The Lenape people, and Indigenous people in general, have always assumed more of a stewardship role in the way we treat the land, plants, and wildlife. Think of the seventh- generation principal—that decisions that involve the land must be sustainable for seven generations to come. There’s a sense we are borrowing our resources from our descendants. Native people also believe that the Earth is alive, and that everything living is a part of it.

That’s very different from the European mindset—of drawing boundaries and parceling land through purchases and treaties.

Definitely. And the colonists also used deception. This ultimately set the stage for the forced migration of Native people further and further west. The Lenape were initially pushed into what is now Ohio, but then through a series of treaties moved to Indiana, and eventually to Kansas and then Oklahoma.

And even though many Americans have some familiarity with the myth of the “purchase” of Manhattan, almost every sign the Lenape people were ever there has completely vanished. If you didn’t know that Broadway was a Lenape trading route, you would never know that we were there. That’s really sad, and something we’re hoping to change.

In an archival photo from 1946, a man points out a spot on a large map labelled Indian Villages, Paths, Ponds and Places in Kings County.
Brooklyn Daily Eagle photographs, May 14, 1946, HOLI_0361, Brooklyn Public Library, Center for Brooklyn History.

What is a living land acknowledgement and what can we learn from making one?

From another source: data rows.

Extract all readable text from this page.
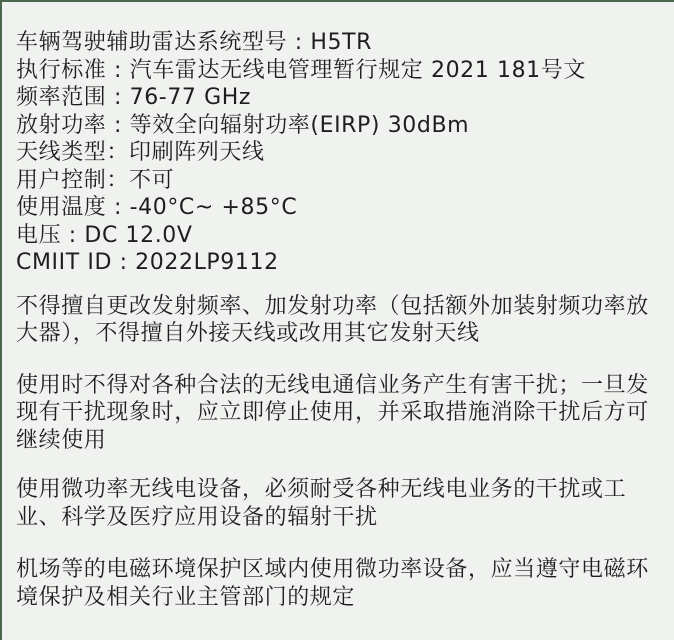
车辆驾驶辅助雷达系统型号 : H5TR
执行标准 : 汽车雷达无线电管理暂行规定 2021 181号文
频率范围 : 76-77 GHz
放射功率 : 等效全向辐射功率(EIRP) 30dBm
天线类型：印刷阵列天线
用户控制：不可
使用温度 : -40°C~ +85°C
电压 : DC 12.0V
CMIIT ID : 2022LP9112
不得擅自更改发射频率、加发射功率（包括额外加装射频功率放
大器），不得擅自外接天线或改用其它发射天线
使用时不得对各种合法的无线电通信业务产生有害干扰；一旦发
现有干扰现象时，应立即停止使用，并采取措施消除干扰后方可
继续使用
使用微功率无线电设备，必须耐受各种无线电业务的干扰或工
业、科学及医疗应用设备的辐射干扰
机场等的电磁环境保护区域内使用微功率设备，应当遵守电磁环
境保护及相关行业主管部门的规定
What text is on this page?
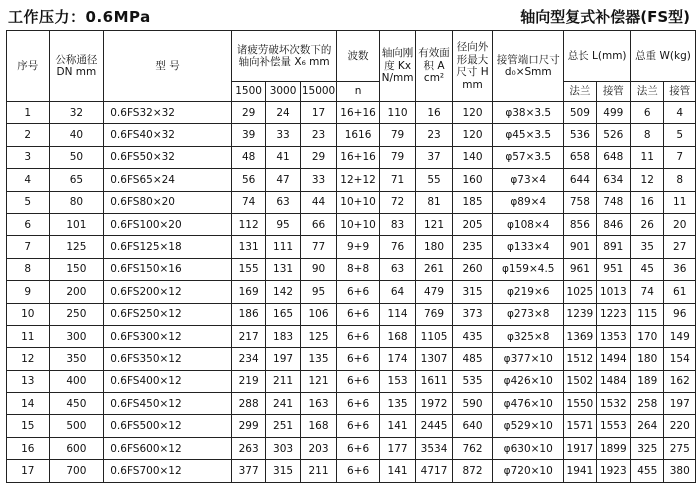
工作压力：0.6MPa	轴向型复式补偿器(FS型)
序号	公称通径DN mm	型 号	诸疲劳破坏次数下的轴向补偿量 X₆ mm			波数	轴向刚度 Kx N/mm	有效面积 A cm²	径向外形最大尺寸 H mm	接管端口尺寸 d₀×Smm	总长 L(mm)		总重 W(kg)	
			1500	3000	15000	n					法兰	接管	法兰	接管
1	32	0.6FS32×32	29	24	17	16+16	110	16	120	φ38×3.5	509	499	6	4
2	40	0.6FS40×32	39	33	23	1616	79	23	120	φ45×3.5	536	526	8	5
3	50	0.6FS50×32	48	41	29	16+16	79	37	140	φ57×3.5	658	648	11	7
4	65	0.6FS65×24	56	47	33	12+12	71	55	160	φ73×4	644	634	12	8
5	80	0.6FS80×20	74	63	44	10+10	72	81	185	φ89×4	758	748	16	11
6	101	0.6FS100×20	112	95	66	10+10	83	121	205	φ108×4	856	846	26	20
7	125	0.6FS125×18	131	111	77	9+9	76	180	235	φ133×4	901	891	35	27
8	150	0.6FS150×16	155	131	90	8+8	63	261	260	φ159×4.5	961	951	45	36
9	200	0.6FS200×12	169	142	95	6+6	64	479	315	φ219×6	1025	1013	74	61
10	250	0.6FS250×12	186	165	106	6+6	114	769	373	φ273×8	1239	1223	115	96
11	300	0.6FS300×12	217	183	125	6+6	168	1105	435	φ325×8	1369	1353	170	149
12	350	0.6FS350×12	234	197	135	6+6	174	1307	485	φ377×10	1512	1494	180	154
13	400	0.6FS400×12	219	211	121	6+6	153	1611	535	φ426×10	1502	1484	189	162
14	450	0.6FS450×12	288	241	163	6+6	135	1972	590	φ476×10	1550	1532	258	197
15	500	0.6FS500×12	299	251	168	6+6	141	2445	640	φ529×10	1571	1553	264	220
16	600	0.6FS600×12	263	303	203	6+6	177	3534	762	φ630×10	1917	1899	325	275
17	700	0.6FS700×12	377	315	211	6+6	141	4717	872	φ720×10	1941	1923	455	380
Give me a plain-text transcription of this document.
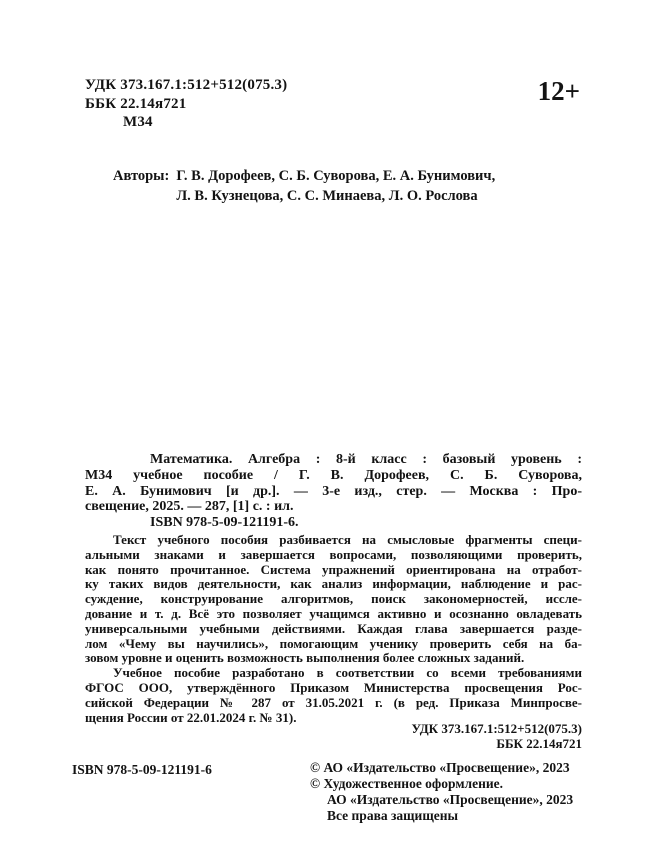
УДК 373.167.1:512+512(075.3)
ББК 22.14я721
М34
12+
Авторы: Г. В. Дорофеев, С. Б. Суворова, Е. А. Бунимович,
Л. В. Кузнецова, С. С. Минаева, Л. О. Рослова
Математика. Алгебра : 8-й класс : базовый уровень :
М34 учебное пособие / Г. В. Дорофеев, С. Б. Суворова,
Е. А. Бунимович [и др.]. — 3-е изд., стер. — Москва : Про-
свещение, 2025. — 287, [1] с. : ил.
ISBN 978-5-09-121191-6.
Текст учебного пособия разбивается на смысловые фрагменты специ-
альными знаками и завершается вопросами, позволяющими проверить,
как понято прочитанное. Система упражнений ориентирована на отработ-
ку таких видов деятельности, как анализ информации, наблюдение и рас-
суждение, конструирование алгоритмов, поиск закономерностей, иссле-
дование и т. д. Всё это позволяет учащимся активно и осознанно овладевать
универсальными учебными действиями. Каждая глава завершается разде-
лом «Чему вы научились», помогающим ученику проверить себя на ба-
зовом уровне и оценить возможность выполнения более сложных заданий.
Учебное пособие разработано в соответствии со всеми требованиями
ФГОС ООО, утверждённого Приказом Министерства просвещения Рос-
сийской Федерации № 287 от 31.05.2021 г. (в ред. Приказа Минпросве-
щения России от 22.01.2024 г. № 31).
УДК 373.167.1:512+512(075.3)
ББК 22.14я721
ISBN 978-5-09-121191-6	© АО «Издательство «Просвещение», 2023
© Художественное оформление.
АО «Издательство «Просвещение», 2023
Все права защищены
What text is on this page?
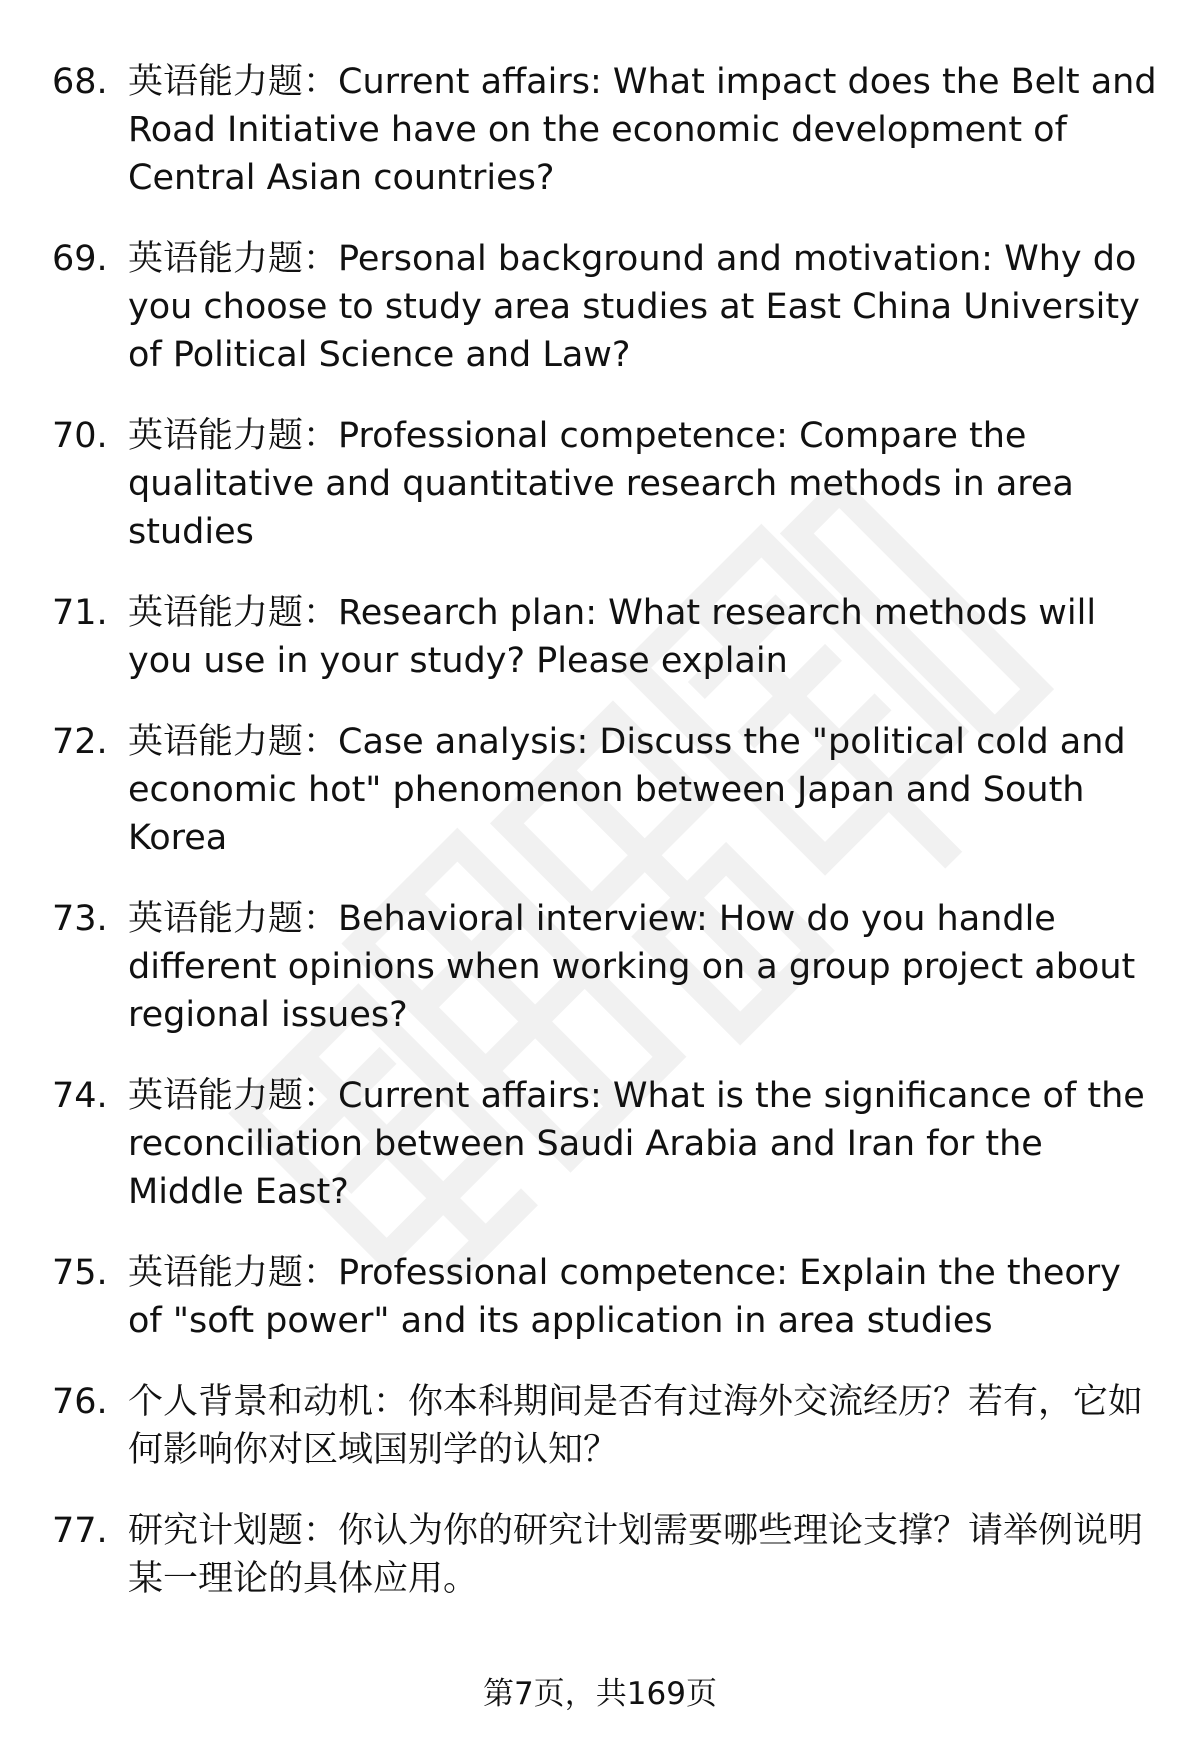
68. 英语能力题：Current affairs: What impact does the Belt and Road Initiative have on the economic development of Central Asian countries?
69. 英语能力题：Personal background and motivation: Why do you choose to study area studies at East China University of Political Science and Law?
70. 英语能力题：Professional competence: Compare the qualitative and quantitative research methods in area studies
71. 英语能力题：Research plan: What research methods will you use in your study? Please explain
72. 英语能力题：Case analysis: Discuss the "political cold and economic hot" phenomenon between Japan and South Korea
73. 英语能力题：Behavioral interview: How do you handle different opinions when working on a group project about regional issues?
74. 英语能力题：Current affairs: What is the significance of the reconciliation between Saudi Arabia and Iran for the Middle East?
75. 英语能力题：Professional competence: Explain the theory of "soft power" and its application in area studies
76. 个人背景和动机：你本科期间是否有过海外交流经历？若有，它如何影响你对区域国别学的认知？
77. 研究计划题：你认为你的研究计划需要哪些理论支撑？请举例说明某一理论的具体应用。
第7页，共169页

A living land acknowledgement is a statement that honors Native nations, recognizes the history of colonialism, and tells a much bigger history. It is a way to insert awareness of Indigenous presence and land rights in everyday life and a way of saying that Native nations are still here, Native people are still here, we’re still alive.

Where are they being made and how are they used?

In Australia and New Zealand, they start their school day off with a land acknowledgement, and in Canada as well, in some provinces. Hockey games in Canada also start with a land acknowledgement. It’s starting to happen here in the United States among sports teams, like the Chicago Blackhawks. More so in the last several years, cultural institutions, universities, and municipalities are making land acknowledgements.

Is it just a single statement?

No, and that’s important—that’s why the word “living” is part of this. It should be something that is changing, being updated and added to. And the acknowledgement is just the beginning. It should also inspire action. Land acknowledgements should not and do not live in the past, because colonialism is ongoing.

Outdoors under conifer trees, two people read a sign that includes a picture of a person in native dress and a map.

What type of action?

That could take a variety of forms. Universities have offered tuition assistance and made real efforts to make sure Indigenous people are recognized in the curriculum. There are other ways of providing educational opportunities, too, and of making sure that thought is put into the way history is told. Cultural institutions can create exhibits, and that’s something I do encourage as long as Native people are included in the retelling of our own history.

Will we be seeing more institutions make acknowledgements?

I hope so. It’s so important to acknowledge an accurate history of the United States. If you want to understand U.S. history, you have to understand Indigenous history. Sometimes people tell me that they’d like to do an acknowledgment, but they’re afraid of the ramifications, of what constituents will think. But at the end of the day, no matter where you are in the United States, you’re standing on Native land. Someone’s ancestors were forced off of the land where your museum or your university or your town is now, whether you acknowledge that or not.

Sarah Schmidt is a former editor of BBG's digital editorial content and the Guides for a Greener Planet handbook series.